The Pre-Production Phase
Pre-production can be quite challenging as it involves everything that is going to happen before the cameras start to record. During pre-production the entire script and story is broken down into individual scenes, and all of the logistics for each one need to be organised. This includes the locations, any props that might be required, the members of the cast, along with the costumes or clothes they will be wearing in each individual shot. Additional aspects for consideration would include any special effects, with everything co-ordinated into an extremely detailed schedule, to ensure everyone and everything needed is going to be available in the right place at the right time. It is common for a complete read through to occur with all parties speaking, which gives everyone the feel of what they are about to do.

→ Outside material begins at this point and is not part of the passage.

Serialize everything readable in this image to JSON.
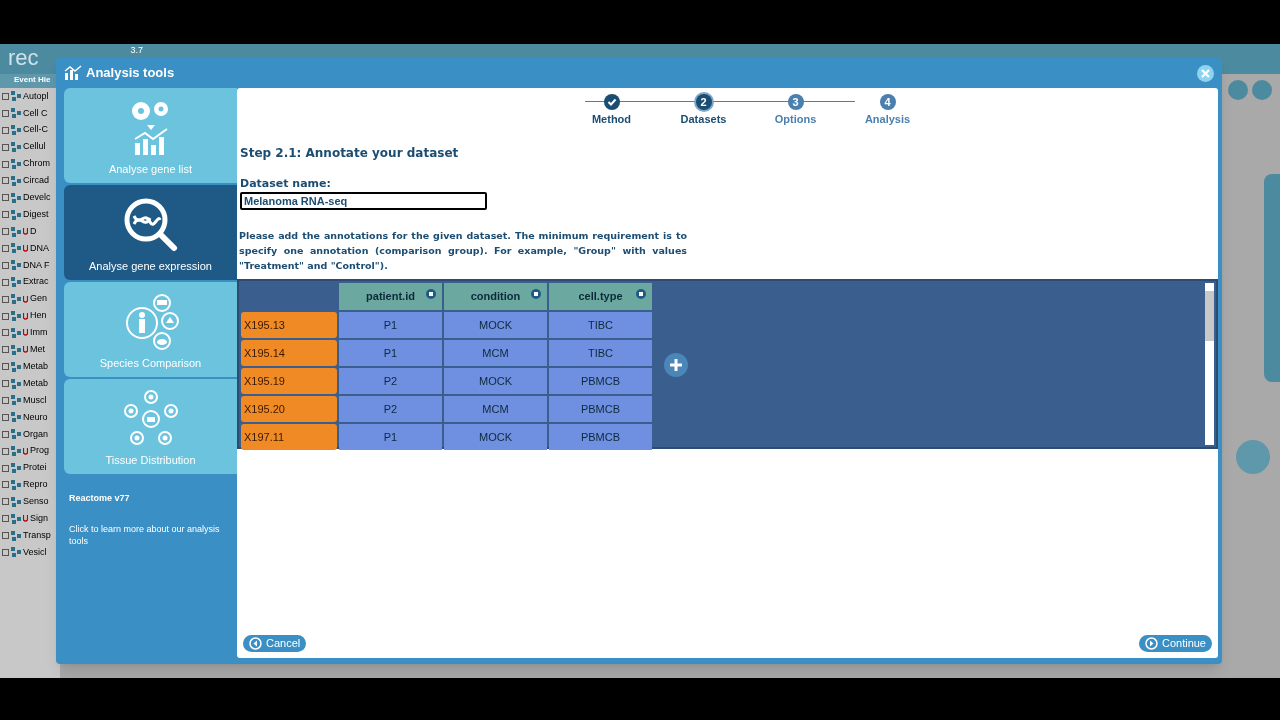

As with a video production company in the UAE, or the USA, production is where the actual filming and footage are recorded, as per the instructions from pre-production. Shooting even a short video can take a significant amount of time and some scenes may be repeated many times before the director is satisfied, before repeating the exercise from another angle, until the scene is considered “covered.” It can feel to the participants a little bit disjointed, as it will not necessarily be shot in chronological order of how the story comes together, with the end scenes possibly shot some time before the beginning and the middle.
Post production begins when all of the filming has been completed and the producer believes they have all of the material necessary. It is now time for the story to really come together. The film and the sound will be edited as needed and the correct chronology brought to bear, to make the production flow. This is also the time when any musical score is added and the special effects department can include any computer graphics to enhance the visual effects. This is when the sound elements are married into the video and the final picture is considered completed, or “locked.”
What happens from here really depends on the nature of the final product. If it an advert it is distributed to the company or agency who ordered it, while if it is a movie, the marketing machine will roll into action, to see it pushed and promoted, using press releases and a red carpet premiere, to try to generate both awareness and excitement.
Making movies, even short ones is a long and painful process that needs true professionals to get it right.